(JTA) — Citing religious prohibitions, a rabbi in eastern Russia vetoed a local Jew’s plan to erect a statue of Moses in Birobidzhan — an area which Soviet governments designated as a Jewish autonomous region.
Eli Riss, a Chabad envoy who serves as Birobidzhan’s chief rabbi, torpedoed the plan earlier this month, he told JTA Thursday.
Valery Gurevich, a founding member of Birobidzhan’s current Jewish community of 4,000 people, told authorities that Riss supported his plan to erect a statue of Moses in Birobidzhan, Riss said. That led some officials to back the plan, which would cost an estimated $30,000, Riss said.
But Riss denies ever okaying the statue, saying Gurevich’s plan to feature a tablet of the Ten Commandments would violate the halachah — rabbinic law. He cited a passage from Leviticus which reads: “Do not make idols or set up an image or a sacred stone for yourselves, and do not place a carved stone in your land to bow down before it.”
Riss also said that Moses is a sacred prophet in Islam, which also places restrictions on statues in religious contexts.
He added that since the Torah offers no description of Moses, depicting him in a statue “would also be inauthentic.” After he voiced his opposition to the plan, it was shelved, he said.
Birobidzhan was established in 1934 by Joseph Stalin in Russia’s Far East on the border with China, 470 miles east of Japan’s coastline. Meant to compete with the Zionist project in pre-state Israel, it ultimately failed. Currently, a little over 5 percent of the region’s population is Jewish.
Still, Birobidzhan has many symbols from its days under communism, including a Jewish museum which is owned and operated by the Jewish community. It features mannequins dressed as Jews, Riss said, stressing that the puppets were purposefully disfigured “to prevent the impression they they are statues or likenesses.” One statue had hole punched through its head, the other had fingers broken off, he said.

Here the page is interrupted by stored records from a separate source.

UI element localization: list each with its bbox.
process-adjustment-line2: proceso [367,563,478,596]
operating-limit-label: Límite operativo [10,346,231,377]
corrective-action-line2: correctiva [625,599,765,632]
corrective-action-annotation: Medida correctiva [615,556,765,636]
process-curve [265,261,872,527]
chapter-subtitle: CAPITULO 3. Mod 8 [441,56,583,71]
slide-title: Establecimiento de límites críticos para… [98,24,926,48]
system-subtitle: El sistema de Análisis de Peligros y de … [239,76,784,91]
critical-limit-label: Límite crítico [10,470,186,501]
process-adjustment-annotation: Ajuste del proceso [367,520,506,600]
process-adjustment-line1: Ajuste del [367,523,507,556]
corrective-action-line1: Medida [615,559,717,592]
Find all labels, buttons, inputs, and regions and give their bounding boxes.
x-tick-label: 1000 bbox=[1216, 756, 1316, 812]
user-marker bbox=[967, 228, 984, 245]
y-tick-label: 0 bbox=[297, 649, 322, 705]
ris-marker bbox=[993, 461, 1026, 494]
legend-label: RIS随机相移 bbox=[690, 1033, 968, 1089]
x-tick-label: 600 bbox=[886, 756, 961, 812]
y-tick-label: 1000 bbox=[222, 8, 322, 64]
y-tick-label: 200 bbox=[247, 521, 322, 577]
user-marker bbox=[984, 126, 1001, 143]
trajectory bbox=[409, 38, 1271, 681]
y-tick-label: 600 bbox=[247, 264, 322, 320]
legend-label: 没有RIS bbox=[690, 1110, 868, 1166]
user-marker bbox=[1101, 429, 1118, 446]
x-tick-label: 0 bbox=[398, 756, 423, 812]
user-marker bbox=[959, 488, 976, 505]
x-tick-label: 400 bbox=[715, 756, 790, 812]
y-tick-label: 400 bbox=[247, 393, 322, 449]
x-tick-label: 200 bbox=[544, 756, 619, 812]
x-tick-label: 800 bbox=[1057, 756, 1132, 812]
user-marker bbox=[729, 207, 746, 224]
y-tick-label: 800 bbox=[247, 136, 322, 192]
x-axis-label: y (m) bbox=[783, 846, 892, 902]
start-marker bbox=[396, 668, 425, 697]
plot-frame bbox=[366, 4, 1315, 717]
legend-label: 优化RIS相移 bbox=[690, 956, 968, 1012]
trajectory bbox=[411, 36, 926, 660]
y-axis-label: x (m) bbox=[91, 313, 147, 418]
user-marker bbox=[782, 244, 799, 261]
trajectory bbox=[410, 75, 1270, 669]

In addition to the large menorah standing outside the train station of Birobidzhan and Yiddish street signs peppered with Stars of David, an old synagogue is still functioning and a Jewish community center was built recently in the area’s downtown.
Sholem Aleichem Street remains the main road, and a statue of the “Fiddler on the Roof” still greets concert goers outside the symphony hall.